Yesterday, my sister had her first baby—and I don’t think I’ve stopped smiling since. Watching her step into motherhood stirred something deep in me. There’s a beauty in beginnings. A holiness, really. It’s a miracle wrapped in soft cries and tiny hands. I’m so incredibly happy for her and for all the adventures ahead. Sleepless nights, yes—but also heart-bursting joy.

The news took my wife and me down memory lane. We have two kids of our own—twelve and ten now. It feels like just yesterday we were pacing the floor with a fussy newborn at 3 a.m., wondering if sleep would ever return. It does, eventually. But while those nights were long, the years were short. Blink, and they’re not babies anymore. They’re full of personality and humor, testing boundaries, growing faster than our hearts can keep up.

But I wouldn’t trade it for anything.

There’s a lot of hats I wear—husband, teacher, coach, community guy, sometimes handyman (though that one's hit-or-miss). But out of everything I’ve ever been or ever will be, the title I hold dearest is Dad. That’s the job I actually wanted. Not because it pays well or earns respect in the world, but because it fills me with a purpose no other role ever could.

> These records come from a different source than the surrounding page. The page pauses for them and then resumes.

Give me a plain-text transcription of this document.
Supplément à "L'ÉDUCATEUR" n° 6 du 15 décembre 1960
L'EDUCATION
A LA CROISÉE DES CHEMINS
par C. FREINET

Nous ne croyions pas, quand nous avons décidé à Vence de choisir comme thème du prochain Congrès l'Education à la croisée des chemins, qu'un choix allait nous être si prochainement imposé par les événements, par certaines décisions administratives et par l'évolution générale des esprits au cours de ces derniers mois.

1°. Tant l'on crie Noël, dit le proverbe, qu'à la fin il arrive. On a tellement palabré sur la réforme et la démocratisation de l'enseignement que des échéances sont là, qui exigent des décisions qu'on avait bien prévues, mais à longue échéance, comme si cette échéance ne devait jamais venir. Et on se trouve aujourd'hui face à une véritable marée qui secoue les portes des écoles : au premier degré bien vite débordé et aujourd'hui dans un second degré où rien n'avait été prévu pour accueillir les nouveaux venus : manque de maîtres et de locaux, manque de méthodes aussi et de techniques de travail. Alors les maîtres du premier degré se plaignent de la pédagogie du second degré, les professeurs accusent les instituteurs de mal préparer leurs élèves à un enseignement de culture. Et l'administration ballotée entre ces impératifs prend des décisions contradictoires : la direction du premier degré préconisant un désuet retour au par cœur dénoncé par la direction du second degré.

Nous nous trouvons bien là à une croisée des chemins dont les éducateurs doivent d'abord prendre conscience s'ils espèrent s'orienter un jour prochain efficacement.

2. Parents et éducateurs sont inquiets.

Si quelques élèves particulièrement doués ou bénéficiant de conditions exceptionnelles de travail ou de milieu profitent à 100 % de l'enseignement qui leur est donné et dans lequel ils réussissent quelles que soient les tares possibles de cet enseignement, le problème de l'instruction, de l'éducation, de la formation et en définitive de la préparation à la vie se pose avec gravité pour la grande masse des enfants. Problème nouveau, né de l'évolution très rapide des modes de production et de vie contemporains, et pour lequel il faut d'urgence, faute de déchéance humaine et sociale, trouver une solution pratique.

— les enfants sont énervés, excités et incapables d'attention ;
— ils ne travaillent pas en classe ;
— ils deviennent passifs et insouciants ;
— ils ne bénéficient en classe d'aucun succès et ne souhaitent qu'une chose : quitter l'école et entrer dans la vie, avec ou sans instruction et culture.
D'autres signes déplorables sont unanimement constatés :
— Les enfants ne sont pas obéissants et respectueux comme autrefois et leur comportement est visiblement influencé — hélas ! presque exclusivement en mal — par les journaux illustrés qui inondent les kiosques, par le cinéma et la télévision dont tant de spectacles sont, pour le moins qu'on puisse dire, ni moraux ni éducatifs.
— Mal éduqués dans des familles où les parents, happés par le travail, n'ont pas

And that’s something I hope my sister discovers in the days ahead—when she’s rocking her baby in the dark or laughing through tears at the chaos of it all. It’s in those small, unseen moments where love grows deepest. There’s no applause, no trophy, no clock to punch. Just a relentless love that keeps showing up.

When I think about fatherhood, I can’t help but think about how often the Bible refers to God as a Father. Not a boss, not a distant judge—but a Dad. Someone who draws near, who cares for His children, who disciplines in love and delights in who we are becoming. That’s the model we’re called to follow.

“Children are a heritage from the Lord, offspring a reward from him.” —Psalm 127:3

It’s a reminder that being a parent isn’t a chore or an obligation—it’s a gift. A reward. Something entrusted to us by our Creator. And with that gift comes great responsibility.

My kids aren’t perfect. I’m certainly not. But every day I get the chance to shape their hearts, to lead by example, to offer grace, and to ask for it in return. I fail more often than I’d like. I get short-tempered, distracted, and tired. But even on the hard days, I’m still grateful. Because I know this calling matters more than anything else I’ll ever do.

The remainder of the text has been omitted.